2. Make gold and silver legal tender and abolish paper money.
3. Strictly limit the Executive Branch’s authority to pursue war without Congressional approval.
But today:
1. Federal Reserve notes are legal tender, gold and silver are illegal.
2. The Interstate Commerce Clause is used to regulate all commerce at the expense of free trade among the states.
3. And now the final nail is placed in the coffin of Congressional responsibility for the war power, delivering this power completely to the President—a sharp and huge blow to the concept of our Republic.
In my view, it appears that the fate of the American Republic is now sealed—unless these recent trends are quickly reversed.

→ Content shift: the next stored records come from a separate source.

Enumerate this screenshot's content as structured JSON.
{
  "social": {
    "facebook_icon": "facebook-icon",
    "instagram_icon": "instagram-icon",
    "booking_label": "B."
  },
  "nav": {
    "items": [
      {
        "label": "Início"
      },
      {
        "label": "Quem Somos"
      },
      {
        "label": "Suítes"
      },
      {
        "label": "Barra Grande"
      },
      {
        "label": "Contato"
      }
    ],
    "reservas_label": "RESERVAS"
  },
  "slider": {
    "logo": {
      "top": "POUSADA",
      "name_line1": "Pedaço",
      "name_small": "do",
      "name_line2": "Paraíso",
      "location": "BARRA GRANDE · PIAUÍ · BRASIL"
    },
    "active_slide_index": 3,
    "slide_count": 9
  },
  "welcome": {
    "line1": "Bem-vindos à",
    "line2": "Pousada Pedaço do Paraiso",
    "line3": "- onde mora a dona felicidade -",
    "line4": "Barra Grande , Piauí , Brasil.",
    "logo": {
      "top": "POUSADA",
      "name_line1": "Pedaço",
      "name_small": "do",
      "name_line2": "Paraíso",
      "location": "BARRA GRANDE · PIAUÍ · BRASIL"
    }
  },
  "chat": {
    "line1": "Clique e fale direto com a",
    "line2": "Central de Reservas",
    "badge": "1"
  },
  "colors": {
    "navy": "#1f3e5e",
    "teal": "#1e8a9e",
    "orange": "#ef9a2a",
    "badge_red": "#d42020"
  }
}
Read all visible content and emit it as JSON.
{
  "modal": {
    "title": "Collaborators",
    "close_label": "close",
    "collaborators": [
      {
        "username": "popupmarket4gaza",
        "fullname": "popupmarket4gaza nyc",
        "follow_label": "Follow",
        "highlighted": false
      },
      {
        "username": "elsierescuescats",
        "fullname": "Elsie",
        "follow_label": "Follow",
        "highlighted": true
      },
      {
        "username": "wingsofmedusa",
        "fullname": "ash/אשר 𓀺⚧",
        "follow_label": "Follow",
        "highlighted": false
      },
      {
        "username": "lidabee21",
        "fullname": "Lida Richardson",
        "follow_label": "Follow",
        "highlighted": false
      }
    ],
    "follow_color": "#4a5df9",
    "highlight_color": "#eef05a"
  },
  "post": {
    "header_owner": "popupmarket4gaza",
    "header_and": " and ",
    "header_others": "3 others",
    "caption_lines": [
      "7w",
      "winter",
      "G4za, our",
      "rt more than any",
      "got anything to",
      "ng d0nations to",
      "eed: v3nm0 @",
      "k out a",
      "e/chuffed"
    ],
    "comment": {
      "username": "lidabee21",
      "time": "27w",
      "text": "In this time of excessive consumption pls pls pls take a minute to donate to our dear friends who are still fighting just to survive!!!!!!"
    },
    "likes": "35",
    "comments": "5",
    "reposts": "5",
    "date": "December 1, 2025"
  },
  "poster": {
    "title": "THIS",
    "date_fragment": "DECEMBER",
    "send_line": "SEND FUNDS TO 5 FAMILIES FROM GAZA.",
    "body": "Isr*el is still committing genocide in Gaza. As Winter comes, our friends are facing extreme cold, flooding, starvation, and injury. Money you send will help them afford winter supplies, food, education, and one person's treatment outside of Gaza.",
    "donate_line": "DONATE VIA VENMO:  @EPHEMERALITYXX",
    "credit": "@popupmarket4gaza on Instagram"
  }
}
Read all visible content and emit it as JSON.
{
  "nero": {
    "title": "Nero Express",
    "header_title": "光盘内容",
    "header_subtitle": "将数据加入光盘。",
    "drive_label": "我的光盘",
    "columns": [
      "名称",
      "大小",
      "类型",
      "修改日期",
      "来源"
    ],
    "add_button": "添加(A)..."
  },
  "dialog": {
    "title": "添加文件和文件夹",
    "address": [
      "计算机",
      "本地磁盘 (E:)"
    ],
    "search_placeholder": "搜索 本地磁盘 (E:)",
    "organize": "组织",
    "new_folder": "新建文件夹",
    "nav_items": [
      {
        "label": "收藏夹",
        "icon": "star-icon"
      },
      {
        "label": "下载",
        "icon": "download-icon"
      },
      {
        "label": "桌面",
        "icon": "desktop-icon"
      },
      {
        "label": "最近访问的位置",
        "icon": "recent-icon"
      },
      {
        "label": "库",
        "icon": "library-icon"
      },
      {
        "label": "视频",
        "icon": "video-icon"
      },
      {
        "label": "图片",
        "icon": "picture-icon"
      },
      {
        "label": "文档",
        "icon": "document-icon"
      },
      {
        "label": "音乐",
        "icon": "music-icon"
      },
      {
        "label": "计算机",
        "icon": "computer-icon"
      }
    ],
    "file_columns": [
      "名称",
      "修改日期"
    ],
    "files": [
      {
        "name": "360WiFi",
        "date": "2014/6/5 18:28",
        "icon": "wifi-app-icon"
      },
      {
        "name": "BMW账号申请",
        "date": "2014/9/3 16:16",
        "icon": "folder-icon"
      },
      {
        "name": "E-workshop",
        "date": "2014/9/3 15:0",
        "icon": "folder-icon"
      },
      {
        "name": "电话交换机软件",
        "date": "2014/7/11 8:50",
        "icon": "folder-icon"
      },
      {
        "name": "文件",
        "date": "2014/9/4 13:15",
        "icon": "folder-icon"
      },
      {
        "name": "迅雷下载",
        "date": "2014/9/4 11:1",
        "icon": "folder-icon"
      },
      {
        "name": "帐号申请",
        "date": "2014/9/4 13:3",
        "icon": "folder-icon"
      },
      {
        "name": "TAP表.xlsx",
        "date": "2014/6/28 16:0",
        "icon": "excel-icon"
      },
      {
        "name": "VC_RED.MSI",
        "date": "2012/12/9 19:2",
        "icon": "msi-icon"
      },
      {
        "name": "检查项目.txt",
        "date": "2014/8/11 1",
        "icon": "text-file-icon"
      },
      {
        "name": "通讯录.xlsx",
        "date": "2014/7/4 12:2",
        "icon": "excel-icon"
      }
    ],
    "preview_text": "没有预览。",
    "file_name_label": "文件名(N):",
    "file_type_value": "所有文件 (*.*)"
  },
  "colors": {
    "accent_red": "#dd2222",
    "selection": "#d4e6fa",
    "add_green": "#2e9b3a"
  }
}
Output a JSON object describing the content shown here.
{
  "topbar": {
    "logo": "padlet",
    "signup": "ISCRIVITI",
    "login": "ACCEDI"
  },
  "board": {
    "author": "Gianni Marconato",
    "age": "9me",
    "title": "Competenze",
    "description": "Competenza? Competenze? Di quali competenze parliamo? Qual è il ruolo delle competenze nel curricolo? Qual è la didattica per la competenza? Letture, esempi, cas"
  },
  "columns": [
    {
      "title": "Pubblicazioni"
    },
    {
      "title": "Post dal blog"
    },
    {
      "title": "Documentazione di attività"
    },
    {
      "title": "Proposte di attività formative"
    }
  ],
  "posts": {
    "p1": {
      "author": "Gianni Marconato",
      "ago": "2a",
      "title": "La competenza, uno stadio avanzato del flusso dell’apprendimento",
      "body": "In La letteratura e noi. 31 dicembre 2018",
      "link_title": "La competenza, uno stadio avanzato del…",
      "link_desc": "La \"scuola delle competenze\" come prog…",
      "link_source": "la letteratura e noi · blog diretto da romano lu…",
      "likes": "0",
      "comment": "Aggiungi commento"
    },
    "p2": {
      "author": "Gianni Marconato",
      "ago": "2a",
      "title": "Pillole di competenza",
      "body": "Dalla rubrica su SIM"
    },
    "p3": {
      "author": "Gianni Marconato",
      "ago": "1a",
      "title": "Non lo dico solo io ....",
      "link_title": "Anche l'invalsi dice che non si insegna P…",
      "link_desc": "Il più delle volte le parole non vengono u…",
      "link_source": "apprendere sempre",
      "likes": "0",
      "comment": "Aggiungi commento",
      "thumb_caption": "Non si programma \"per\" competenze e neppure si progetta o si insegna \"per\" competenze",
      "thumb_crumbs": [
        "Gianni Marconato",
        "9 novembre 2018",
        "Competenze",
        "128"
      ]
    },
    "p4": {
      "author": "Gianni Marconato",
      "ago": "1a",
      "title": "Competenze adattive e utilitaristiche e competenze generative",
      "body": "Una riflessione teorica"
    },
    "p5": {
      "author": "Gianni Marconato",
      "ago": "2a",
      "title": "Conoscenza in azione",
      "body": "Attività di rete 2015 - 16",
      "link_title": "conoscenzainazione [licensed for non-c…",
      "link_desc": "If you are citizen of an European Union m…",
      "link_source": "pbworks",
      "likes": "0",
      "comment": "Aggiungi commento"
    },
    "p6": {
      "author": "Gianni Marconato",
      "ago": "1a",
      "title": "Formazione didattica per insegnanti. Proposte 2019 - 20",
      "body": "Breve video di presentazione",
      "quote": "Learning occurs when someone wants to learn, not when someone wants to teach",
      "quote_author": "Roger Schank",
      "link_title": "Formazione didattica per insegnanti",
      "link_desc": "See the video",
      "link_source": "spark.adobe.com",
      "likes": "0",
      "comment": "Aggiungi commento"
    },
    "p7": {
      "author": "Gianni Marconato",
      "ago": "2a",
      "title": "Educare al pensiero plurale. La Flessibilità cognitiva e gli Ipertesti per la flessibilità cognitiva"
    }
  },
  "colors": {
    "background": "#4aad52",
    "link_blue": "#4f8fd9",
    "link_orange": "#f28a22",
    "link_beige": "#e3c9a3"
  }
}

The saddest part of this tragedy is that all these horrible changes are being done in the name of patriotism and protecting freedom. They are justified by good intentions while believing the sacrifice of liberty is required for our safety. Nothing could be further from the truth.
More sadly is the conviction that our enemies are driven to attack us for our freedoms and prosperity, and not because of our deeply flawed foreign policy that has generated justifiable grievances and has inspired the radical violence against us. Without this understanding our endless, unnamed, and undeclared wars will continue and our wonderful experience with liberty will end.”